他一愣,慢慢平静下来。
我想了下,决定还是打开那个箱子看看,不管感觉有多不好,也许里面的东西,能够给我们一点启示也未必。对此,玄麒没有表态,只是看着我把箱子拿出来放在茶几上。我看了他一眼,发现他有点紧张,大概是因为那种莫名的恐惧吧。
箱子是很普通的旅行箱,没有什么机关,打开后,首先看到的是一颗动物头颅,把我们都吓了一跳,然后,惊吓便被惊讶取代——头颅下面压着一张银光闪闪的皮毛。
“狗?”半晌,玄麒看着这个鼻子耳朵尖尖的头颅问。
“狗的鼻子没有这么尖吧……”我不确定,因为看起来确实有点像狗。
“拿出来看看?”他问我的意见。
我摇头:“还是不要,谁知道拿出来会发生什么事。”
说完,我翻了翻箱子里仅有的几个口袋,都是空的,连一点屑都没有,看来,是不大会留下什么启示了。
“难道是传家宝?”他又开始乱猜。
“不知道。”我有点不耐烦起来,猛地合上箱子,仍旧放回原处,然后窝在沙发上,什么都不想干,也不想说话,心里乱七八糟的,一会儿一个念头,一会儿一个想法,完全没有头绪。

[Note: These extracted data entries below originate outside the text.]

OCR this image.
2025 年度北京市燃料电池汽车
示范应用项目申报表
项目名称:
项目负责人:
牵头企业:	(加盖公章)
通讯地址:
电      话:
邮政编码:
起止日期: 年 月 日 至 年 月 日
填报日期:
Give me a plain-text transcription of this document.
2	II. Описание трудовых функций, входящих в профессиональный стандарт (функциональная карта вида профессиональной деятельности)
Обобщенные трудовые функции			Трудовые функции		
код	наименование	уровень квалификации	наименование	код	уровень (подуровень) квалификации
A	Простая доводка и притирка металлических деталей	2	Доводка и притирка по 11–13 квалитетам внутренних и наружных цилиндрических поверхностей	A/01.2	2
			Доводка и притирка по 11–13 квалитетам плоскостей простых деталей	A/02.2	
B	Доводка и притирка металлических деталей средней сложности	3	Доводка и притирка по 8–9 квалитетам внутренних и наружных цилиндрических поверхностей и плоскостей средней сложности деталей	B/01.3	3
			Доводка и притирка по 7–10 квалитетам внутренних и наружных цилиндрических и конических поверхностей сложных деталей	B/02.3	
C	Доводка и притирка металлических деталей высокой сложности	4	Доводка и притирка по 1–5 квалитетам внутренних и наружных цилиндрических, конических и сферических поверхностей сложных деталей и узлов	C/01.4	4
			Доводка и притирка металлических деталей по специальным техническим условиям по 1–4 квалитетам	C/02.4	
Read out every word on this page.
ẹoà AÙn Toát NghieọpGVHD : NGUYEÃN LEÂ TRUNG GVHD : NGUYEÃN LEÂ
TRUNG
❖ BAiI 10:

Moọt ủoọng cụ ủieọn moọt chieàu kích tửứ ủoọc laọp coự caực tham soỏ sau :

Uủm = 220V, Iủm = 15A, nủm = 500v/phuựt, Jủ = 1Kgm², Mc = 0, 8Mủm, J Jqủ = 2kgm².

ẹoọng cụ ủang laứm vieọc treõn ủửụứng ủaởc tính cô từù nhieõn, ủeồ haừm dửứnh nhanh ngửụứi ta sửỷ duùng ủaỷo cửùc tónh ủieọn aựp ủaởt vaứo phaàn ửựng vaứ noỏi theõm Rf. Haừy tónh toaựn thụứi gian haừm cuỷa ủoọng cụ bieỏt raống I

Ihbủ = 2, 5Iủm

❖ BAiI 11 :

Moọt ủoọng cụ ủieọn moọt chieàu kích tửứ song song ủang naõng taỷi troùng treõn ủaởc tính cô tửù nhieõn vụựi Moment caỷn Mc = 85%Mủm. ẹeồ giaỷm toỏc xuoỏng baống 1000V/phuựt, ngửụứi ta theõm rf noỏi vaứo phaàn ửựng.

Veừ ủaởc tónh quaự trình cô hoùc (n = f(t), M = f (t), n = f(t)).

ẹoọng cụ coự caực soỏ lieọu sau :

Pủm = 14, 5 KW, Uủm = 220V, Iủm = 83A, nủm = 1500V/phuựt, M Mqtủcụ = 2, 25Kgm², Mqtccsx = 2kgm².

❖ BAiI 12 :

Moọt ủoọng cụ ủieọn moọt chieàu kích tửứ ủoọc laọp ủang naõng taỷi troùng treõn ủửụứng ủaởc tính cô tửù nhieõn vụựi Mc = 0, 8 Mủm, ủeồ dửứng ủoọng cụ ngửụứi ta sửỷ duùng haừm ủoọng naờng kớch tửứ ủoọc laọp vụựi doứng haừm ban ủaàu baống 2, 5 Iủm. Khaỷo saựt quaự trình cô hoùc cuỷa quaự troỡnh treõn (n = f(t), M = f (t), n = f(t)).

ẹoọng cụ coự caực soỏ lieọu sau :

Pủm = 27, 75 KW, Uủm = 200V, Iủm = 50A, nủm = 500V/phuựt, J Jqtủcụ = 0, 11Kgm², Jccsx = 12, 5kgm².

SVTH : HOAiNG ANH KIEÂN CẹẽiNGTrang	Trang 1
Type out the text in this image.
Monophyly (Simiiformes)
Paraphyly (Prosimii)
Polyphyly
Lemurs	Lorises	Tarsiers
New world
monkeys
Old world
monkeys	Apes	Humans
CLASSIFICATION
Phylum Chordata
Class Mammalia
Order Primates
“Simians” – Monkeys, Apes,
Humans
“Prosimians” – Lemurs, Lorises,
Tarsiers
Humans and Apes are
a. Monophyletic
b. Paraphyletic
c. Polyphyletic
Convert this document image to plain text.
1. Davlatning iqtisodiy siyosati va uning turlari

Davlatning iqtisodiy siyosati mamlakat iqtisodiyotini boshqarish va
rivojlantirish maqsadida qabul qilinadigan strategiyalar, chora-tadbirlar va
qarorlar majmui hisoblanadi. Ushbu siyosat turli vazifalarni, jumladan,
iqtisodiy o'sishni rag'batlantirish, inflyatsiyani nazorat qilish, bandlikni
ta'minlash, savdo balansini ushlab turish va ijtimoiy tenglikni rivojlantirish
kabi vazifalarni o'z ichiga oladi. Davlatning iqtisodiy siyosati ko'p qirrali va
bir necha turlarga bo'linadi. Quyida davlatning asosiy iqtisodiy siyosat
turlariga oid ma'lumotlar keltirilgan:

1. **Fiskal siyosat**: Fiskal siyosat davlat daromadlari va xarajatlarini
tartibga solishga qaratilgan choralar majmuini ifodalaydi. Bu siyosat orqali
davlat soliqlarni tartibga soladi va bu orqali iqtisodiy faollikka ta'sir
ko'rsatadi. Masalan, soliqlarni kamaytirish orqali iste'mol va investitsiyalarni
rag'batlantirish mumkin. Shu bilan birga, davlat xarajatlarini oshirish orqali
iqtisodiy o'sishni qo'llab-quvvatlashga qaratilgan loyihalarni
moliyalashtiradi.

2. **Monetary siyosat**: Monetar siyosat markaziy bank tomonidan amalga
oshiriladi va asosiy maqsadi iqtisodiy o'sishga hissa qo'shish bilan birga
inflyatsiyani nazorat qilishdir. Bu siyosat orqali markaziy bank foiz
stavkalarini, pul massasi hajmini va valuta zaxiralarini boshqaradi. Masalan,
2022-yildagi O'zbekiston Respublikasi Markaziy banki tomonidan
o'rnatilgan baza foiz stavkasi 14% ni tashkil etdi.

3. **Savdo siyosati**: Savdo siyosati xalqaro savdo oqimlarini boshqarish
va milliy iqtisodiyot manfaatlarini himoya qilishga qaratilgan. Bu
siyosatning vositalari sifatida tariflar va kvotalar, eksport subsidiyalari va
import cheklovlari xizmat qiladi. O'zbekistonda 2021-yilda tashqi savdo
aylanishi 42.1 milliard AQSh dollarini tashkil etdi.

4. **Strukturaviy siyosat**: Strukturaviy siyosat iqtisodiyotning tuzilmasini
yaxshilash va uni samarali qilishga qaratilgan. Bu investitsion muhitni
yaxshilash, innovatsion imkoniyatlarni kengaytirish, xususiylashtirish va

等回过神来的时候,窗外已是一片夕阳的灿烂的红,我重重地叹了口气,站起来活动有些僵硬的关节,玄麒早就回房间了,房门关着,大概在里面玩电脑吧。
“青鸾青鸾快帮我!”又是这个细小的声音,出现得毫无征兆,接着,小小的胎儿的身体在我面前的空气中慢慢浮现出来,但是这次,它说话不再是断断续续,而是相当急促。
“你到底有什么心愿未了,快说,说了我才能帮你。”我已经觉得相当无奈了。
“砍!砍!”它指着脐带说。
我举起匕首,但是却犹豫起来,不敢贸然动手,不知道脐带会不会像前两次一样缠上它的脖子,也不知道砍了脐带之后会发生什么事情,是有利还是有害。
“砍!”胎儿的声音倏地尖锐起来,眼睛一下睁得大得连眼角都开裂了,渗出血来,几乎占满整个眼眶的黑色眼珠,一动不动地瞪着我。与此同时,脑中像被什么穿透了似的,突如其来的疼痛使我几乎昏倒。
“砍!砍……”胎儿的声音一遍遍在脑中回响,我眼前渐渐模糊,直到一片漆黑,耳朵里除了嗡嗡声什么都听不见,只觉得天旋地转,疼痛不断加剧,脑袋几乎要裂开。就在快要失去意识的时候,忽然有一只手放在我头顶,然后便是惬意的温暖感觉,所有的不适瞬间缓解了,视觉和听觉慢慢恢复。
周围竟然很安静,我面前是一双穿着牛仔裤的腿。
“怎么样,可以站起来吗?”腿的主人问道。